I want us to deal with another aspect of idling for ministers, this time using other examples.
Paul was a very active minister
To imagine that after being stoned to death and revived by
prayer he, instead of taking a well-deserved rest to recuperate, simply moves
to another place preach the Gospel for which he had been stoned!
I therefore suspect that it was impossible to hold such a
person down, even for God. And this because he probably could never have heard
any voice telling him to rest.
What does God then do?
He orders him to Jerusalem where he was to face persecution.
Even that could not slow him down.
He is then arrested and rescued from a lynching mob by a
Roman general.
From then he becomes a guest of the Roman empire as a
prisoner.
Interesting enough there are no real charges on him, yet the
governor, hoping for a bribe from this man of God and pleasing the Jews in the
process, keeps him idle for a whole two years.
Was he in God’s will? Make a guess.
Then he is taken to Rome and continues his imprisonment for
another two years.
Four years of idleness is not a short time, especially as he
was under armed guard all the time. This means he could not have made any
movement without the express permission of the guards, some who were chained to
him.
You will argue that it was from that that he was able to
write these very encouraging letters we love.
But I do not think that is what Paul felt, being the action
man that the Bible paints him as. I am sure even the church in general did not
easily see it as God’s express will.
Yet it was.
Or what do you think God will do when we will not stop or
take a rest. What do you think He will do when our energy levels are too high
for our benefit?
I understand Paul’s situation because for the most part I am
someone with quite some energy.
Until very recently, sleep was for me a bother as I could
comfortably sleep adequately for two hours a day for a week or two without
feeling a thing. I could move from a mission to another, a preaching point to
another without needing even a tea break. I could travel for a whole day and
still be as fresh as someone who slept soundly the whole night when called to
minister.
Even now I struggle to slow down.
But a few years ago, God taught me this about Paul and I
learnt to slow down, not because I was feeling tired or worn out but because
God needed me to slow down.
I therefore do not feel guilty turning down a preaching
invitation since I can be able to accurately sense whether He needs me to go or
not as opposed to when turning down an invitation led me to guilt as my system
is not wired for being idle like Elijah was ordered to be.
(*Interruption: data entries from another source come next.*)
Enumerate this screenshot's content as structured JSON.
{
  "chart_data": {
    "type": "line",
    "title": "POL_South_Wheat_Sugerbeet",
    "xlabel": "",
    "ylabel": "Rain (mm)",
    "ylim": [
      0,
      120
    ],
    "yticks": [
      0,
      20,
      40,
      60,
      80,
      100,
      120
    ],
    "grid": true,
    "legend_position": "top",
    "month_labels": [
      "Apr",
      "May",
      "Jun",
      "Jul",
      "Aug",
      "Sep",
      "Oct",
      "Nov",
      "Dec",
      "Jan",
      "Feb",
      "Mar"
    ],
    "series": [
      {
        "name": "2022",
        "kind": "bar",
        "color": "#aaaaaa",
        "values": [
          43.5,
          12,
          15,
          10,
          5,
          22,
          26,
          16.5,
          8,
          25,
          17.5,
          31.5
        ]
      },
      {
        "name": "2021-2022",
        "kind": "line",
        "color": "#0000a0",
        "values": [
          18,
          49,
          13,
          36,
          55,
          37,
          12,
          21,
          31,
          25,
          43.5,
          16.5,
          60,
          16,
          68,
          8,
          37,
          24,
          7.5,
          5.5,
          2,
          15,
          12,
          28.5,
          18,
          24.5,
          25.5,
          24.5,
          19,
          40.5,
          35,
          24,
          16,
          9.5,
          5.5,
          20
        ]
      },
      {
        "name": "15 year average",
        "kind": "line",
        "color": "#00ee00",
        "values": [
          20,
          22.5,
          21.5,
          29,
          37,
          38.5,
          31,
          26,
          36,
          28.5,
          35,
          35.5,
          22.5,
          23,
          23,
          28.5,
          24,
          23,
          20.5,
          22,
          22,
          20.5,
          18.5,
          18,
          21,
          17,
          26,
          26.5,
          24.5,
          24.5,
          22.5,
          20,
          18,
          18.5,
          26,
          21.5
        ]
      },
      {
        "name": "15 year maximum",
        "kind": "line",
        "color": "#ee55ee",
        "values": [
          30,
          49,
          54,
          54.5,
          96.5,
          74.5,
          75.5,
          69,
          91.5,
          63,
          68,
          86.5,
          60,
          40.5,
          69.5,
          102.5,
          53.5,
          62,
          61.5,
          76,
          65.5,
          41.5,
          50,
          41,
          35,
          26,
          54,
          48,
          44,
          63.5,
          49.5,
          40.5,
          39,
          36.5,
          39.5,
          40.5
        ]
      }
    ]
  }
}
I can comfortably turn down an editing or publishing
ministry opening because I can be able to know when God does not need me to be
busy on such matters.
I can stay at home the whole week or month without being
scared that people are going to hell because of my negligence.
Or, simply said, I can be comfortably idle on God’s orders.
Whereas Elijah was idle to be prepared for a new assignment,
Paul was idle, first to rest and second, to be released into a new dimension of
ministry.
I doubt Paul could have written much had he continued ministry
the way we read. He needed to be made an idler for that to happen.
And it is possible for God to make you such for His
purposes.
Do you think John could have written the book of Revelation
if he was comfortably in Jerusalem?
He needed banishment to experience that.